By Glenda Korporaal


Proposed changes to the franking credits system could “panic” retail shareholders, particularly those relying on dividends to fund retirement, the Australian Shareholders’ Association says.

“It is a surprise to us and to retail shareholders that this is being considered,” the association’s chief executive, Rachel Waterhouse, told The Australian.

“The fear is that we have gone through a process of discussion over franking credits in 2019. All of a sudden, it has come up again in a different way. Retail investors have a lot of issues at the moment … what is the intention of the legislation?”

Ms Waterhouse said there was increasing of concern about the changes among its members. “This is something that could create a panic, based on what I have heard from our retail shareholders,” she said.

The Albanese government says the legislation, first mooted under the Coalition in 2016, is necessary to stamp out tax avoidance where companies raise capital and subsequently pay out the funds as franked dividends outside the normal cycle.

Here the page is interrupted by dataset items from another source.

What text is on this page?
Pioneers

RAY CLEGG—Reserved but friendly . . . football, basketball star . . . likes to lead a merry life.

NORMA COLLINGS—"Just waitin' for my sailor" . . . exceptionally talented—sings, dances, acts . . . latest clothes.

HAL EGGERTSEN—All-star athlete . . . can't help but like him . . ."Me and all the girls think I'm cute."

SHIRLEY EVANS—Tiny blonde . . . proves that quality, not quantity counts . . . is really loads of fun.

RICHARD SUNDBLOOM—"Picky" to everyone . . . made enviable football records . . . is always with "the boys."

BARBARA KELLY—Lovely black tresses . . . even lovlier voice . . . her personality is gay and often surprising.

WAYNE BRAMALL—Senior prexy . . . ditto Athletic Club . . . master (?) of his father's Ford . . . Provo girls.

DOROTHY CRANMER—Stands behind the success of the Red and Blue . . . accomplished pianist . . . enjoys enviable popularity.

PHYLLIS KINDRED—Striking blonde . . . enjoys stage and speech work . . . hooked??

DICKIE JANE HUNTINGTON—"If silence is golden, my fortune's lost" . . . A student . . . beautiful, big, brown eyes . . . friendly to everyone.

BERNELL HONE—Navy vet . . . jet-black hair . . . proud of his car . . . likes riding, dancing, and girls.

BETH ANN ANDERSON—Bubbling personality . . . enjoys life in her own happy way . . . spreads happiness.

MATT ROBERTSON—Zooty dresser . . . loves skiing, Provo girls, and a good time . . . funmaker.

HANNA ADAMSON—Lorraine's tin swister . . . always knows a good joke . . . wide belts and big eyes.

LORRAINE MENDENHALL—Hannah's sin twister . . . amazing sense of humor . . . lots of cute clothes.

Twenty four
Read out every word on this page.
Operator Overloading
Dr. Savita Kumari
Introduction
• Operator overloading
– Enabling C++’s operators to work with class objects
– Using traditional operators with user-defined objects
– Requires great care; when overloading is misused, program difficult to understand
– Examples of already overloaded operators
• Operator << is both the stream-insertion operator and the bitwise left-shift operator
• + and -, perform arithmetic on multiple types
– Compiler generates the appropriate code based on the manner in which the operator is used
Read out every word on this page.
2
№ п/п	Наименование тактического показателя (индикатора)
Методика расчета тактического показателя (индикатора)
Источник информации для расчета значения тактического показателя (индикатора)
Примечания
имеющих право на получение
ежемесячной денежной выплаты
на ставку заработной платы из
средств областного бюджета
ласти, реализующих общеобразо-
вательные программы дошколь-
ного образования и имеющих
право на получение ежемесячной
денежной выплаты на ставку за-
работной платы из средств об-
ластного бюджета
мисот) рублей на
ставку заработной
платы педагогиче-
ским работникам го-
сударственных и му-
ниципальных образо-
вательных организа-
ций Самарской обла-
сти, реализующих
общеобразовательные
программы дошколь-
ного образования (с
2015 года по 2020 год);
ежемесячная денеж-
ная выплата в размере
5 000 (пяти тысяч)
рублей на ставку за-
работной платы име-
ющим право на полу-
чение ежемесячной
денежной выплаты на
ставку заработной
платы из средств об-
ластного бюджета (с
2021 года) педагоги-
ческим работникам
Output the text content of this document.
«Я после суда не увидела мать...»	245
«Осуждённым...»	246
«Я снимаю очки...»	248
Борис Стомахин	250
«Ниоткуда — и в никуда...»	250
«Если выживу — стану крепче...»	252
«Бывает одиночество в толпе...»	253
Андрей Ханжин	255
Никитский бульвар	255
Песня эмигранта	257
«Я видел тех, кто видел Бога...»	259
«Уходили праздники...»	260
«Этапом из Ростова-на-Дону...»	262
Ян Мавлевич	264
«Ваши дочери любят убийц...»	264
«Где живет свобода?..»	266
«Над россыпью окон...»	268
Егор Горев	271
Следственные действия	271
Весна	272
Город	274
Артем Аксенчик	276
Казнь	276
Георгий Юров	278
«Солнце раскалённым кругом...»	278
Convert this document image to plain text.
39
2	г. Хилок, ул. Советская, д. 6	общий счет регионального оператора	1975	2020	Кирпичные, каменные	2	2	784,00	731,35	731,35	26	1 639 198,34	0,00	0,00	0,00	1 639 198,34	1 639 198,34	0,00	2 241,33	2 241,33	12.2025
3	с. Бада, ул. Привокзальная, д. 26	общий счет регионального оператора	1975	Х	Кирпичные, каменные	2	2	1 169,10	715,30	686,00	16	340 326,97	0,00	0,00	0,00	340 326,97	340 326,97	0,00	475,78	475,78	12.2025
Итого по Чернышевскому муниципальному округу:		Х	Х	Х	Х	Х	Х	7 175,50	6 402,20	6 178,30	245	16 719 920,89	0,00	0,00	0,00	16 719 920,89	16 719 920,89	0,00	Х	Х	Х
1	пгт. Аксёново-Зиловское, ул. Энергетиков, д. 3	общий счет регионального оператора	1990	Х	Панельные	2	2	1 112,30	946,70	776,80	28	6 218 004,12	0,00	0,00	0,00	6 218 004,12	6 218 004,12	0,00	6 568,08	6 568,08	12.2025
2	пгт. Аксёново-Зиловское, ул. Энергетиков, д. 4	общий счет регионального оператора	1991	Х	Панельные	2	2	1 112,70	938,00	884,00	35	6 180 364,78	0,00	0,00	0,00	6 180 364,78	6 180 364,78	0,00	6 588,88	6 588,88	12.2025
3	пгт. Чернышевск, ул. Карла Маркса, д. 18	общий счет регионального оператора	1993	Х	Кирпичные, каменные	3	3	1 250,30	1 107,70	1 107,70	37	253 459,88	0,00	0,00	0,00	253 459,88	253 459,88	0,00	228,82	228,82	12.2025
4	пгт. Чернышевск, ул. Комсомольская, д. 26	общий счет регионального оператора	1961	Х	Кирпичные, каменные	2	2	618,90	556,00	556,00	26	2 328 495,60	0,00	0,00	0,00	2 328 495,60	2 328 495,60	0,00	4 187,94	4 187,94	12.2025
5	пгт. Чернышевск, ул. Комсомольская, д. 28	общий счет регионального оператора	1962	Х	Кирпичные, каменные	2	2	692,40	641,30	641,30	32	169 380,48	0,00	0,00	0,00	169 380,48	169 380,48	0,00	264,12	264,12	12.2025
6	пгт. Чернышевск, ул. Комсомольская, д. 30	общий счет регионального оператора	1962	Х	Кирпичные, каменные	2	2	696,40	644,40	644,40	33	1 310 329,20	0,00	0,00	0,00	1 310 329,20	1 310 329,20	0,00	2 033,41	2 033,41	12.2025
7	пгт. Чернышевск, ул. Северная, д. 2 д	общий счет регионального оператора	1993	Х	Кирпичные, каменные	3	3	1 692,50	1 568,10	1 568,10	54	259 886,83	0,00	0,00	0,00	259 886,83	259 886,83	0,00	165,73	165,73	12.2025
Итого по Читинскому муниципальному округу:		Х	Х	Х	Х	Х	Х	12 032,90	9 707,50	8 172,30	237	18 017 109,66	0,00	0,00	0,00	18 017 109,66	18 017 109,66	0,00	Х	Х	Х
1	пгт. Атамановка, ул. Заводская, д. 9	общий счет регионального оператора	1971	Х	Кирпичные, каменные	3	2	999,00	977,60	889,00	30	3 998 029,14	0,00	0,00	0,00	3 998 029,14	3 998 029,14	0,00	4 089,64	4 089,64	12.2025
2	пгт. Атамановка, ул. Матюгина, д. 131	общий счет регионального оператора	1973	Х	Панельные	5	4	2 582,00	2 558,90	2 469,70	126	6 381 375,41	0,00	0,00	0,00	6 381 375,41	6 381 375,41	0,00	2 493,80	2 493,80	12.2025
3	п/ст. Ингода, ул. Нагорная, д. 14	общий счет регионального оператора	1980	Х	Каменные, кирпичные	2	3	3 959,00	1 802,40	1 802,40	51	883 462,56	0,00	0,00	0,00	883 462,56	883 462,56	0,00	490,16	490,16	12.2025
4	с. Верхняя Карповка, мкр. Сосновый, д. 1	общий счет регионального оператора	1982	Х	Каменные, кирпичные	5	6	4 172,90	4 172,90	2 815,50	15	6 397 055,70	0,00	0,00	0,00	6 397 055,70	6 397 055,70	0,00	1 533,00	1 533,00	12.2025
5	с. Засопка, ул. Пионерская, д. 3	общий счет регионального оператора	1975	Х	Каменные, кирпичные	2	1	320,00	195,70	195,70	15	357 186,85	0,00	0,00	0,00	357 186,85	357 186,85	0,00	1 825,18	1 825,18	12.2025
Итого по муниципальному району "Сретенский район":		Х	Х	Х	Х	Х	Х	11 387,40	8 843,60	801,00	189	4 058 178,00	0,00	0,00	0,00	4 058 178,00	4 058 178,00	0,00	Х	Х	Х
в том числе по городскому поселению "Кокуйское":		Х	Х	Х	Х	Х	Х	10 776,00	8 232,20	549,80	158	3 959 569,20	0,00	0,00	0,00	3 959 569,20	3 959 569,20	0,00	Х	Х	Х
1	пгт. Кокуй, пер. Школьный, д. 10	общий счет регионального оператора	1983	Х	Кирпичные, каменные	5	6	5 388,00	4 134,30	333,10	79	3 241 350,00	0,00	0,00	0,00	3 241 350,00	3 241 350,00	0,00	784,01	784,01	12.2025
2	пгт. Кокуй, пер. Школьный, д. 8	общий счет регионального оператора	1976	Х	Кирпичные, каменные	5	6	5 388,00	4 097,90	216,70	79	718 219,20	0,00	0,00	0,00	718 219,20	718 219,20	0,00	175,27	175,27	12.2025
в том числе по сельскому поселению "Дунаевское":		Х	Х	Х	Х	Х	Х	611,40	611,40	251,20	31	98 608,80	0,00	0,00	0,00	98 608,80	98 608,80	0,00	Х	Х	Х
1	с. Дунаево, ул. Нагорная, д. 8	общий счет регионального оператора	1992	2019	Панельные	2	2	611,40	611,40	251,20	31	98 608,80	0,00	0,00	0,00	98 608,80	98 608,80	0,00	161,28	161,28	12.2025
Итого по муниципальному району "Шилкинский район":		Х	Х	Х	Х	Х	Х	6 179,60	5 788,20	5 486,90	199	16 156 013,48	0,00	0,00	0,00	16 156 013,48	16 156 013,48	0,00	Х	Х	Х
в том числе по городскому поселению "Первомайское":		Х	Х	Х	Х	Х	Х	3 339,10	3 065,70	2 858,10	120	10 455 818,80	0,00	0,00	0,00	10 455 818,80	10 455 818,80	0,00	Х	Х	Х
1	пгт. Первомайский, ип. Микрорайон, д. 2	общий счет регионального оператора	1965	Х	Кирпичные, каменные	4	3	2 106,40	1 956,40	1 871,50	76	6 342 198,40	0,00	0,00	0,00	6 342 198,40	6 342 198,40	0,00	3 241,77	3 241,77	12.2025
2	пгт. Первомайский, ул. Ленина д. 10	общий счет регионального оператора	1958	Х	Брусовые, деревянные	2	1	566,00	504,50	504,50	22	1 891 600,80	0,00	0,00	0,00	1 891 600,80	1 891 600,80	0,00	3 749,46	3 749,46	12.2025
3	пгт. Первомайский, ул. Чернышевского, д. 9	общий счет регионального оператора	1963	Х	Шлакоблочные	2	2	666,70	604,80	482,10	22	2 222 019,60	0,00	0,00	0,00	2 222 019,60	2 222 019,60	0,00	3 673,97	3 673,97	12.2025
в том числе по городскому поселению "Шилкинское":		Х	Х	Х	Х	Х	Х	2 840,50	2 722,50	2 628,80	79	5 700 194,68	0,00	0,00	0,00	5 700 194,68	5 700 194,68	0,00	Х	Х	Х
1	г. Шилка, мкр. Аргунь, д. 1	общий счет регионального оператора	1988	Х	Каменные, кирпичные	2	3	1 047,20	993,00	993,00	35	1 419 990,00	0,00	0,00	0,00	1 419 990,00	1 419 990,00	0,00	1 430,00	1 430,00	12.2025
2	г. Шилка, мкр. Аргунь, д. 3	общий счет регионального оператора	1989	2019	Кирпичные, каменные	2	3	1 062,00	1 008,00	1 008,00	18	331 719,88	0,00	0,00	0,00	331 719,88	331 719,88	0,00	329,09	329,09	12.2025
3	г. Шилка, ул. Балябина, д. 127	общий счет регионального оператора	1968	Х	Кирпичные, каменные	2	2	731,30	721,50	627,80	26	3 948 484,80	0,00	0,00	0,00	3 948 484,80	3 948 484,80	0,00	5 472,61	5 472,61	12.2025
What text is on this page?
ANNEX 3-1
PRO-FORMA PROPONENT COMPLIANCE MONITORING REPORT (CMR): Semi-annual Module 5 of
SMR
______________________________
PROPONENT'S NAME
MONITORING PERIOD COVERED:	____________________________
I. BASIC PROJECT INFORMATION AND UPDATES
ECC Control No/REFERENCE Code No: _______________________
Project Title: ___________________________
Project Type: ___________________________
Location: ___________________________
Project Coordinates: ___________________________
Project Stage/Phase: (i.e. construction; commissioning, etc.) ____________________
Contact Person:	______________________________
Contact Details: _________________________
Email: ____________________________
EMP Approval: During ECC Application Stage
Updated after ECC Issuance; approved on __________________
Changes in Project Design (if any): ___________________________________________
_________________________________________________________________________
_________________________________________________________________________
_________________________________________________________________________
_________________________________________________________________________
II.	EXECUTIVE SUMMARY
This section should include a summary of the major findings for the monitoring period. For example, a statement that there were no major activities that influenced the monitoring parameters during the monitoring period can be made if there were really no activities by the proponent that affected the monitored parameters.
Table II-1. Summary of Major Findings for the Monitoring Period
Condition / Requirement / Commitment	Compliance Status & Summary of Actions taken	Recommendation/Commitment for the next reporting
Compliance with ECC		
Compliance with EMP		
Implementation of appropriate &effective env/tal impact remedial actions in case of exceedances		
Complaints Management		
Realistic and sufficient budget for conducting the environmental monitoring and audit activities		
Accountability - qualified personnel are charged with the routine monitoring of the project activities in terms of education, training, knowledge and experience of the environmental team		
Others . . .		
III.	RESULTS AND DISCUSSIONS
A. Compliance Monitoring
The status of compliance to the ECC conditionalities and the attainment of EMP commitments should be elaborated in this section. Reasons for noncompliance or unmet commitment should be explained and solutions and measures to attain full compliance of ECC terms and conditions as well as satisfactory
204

Ms Waterhouse said the association was particularly opposed to the retrospective nature of the change – it will apply to dividends paid since late 2016.

That is a concern shared by King & Wood Mallesons, which said the change would not only impact a “significant number” of capital raisings but would be “problematic and concerning for taxpayers and shareholders” given it would be applied retrospectively.

In a paper authored by KWM partner Judith Taylor and special counsel Jason Barnes, the firm agrees with Ms Waterhouse’s argument that the need for the change is unclear.

While the government has indicated that it is an anti-tax avoidance measure, the KWM paper authors say: “It is not obvious from the exposure draft what the real mischief is.” It notes that while legislation was announced in 2016, the previous government made no move to implement it.

The KWM paper warns that the proposed measure would hit fast-growing smaller companies who fund their business from capital raisings – paying out dividends at a later date, when the company makes a profit.

The Australian Shareholders’ Association lodged its submission with Treasury on Tuesday, outlining concerns about the proposed legislation, including its retrospective nature and the broadness and “potential subjectivity” of tests that would determine whether a particular dividend payout was captured by the new laws, which will strip the dividends of franking credits.

Ms Waterhouse said the proposal had come at a time when small shareholders and retirees were also being hit with higher petrol prices, increasing interest rates and higher living costs. She said the proposal had “potentially harmful consequences” for shareholders in companies paying out franked dividends in the normal course of their business.

Her comments come as small shareholders are emailing the government with their concerns, encouraged by Wilson Asset Management chairman Geoff Wilson, who waged a successful campaign in 2019 against Labor’s plans to restrict payments of franked dividends.

Mr Wilson told The Australian on Tuesday that the proposal was a “scary proposition” which could potentially raise “billions of dollars” in extra revenue and not the $10m initially estimated when it was first discussed in 2016.

“The government is saying this is a minor measure, but it is not,” he said.

Mr Wilson said his firm had heard from 130,000 shareholders who were concerned about the move following his email last week, far more than the 80,000 who had written to express their concern about the proposed tax changes in the 2019 election.

He called on the government to extend the deadline for submissions on the exposure draft.

The Listed Investment Companies and Trusts Association – representing the listed investment company sector, which has $50bn in investments and 800,000 shareholders – has also expressed its concern at the proposal, warning of “many unintended consequences”.

The process described in the draft legislation, where companies raised capital and paid it out as dividends, was a “normal exercise in cash flow management”, its submission said.

A spokesman for Financial Services Minister Stephen Jones declined to comment.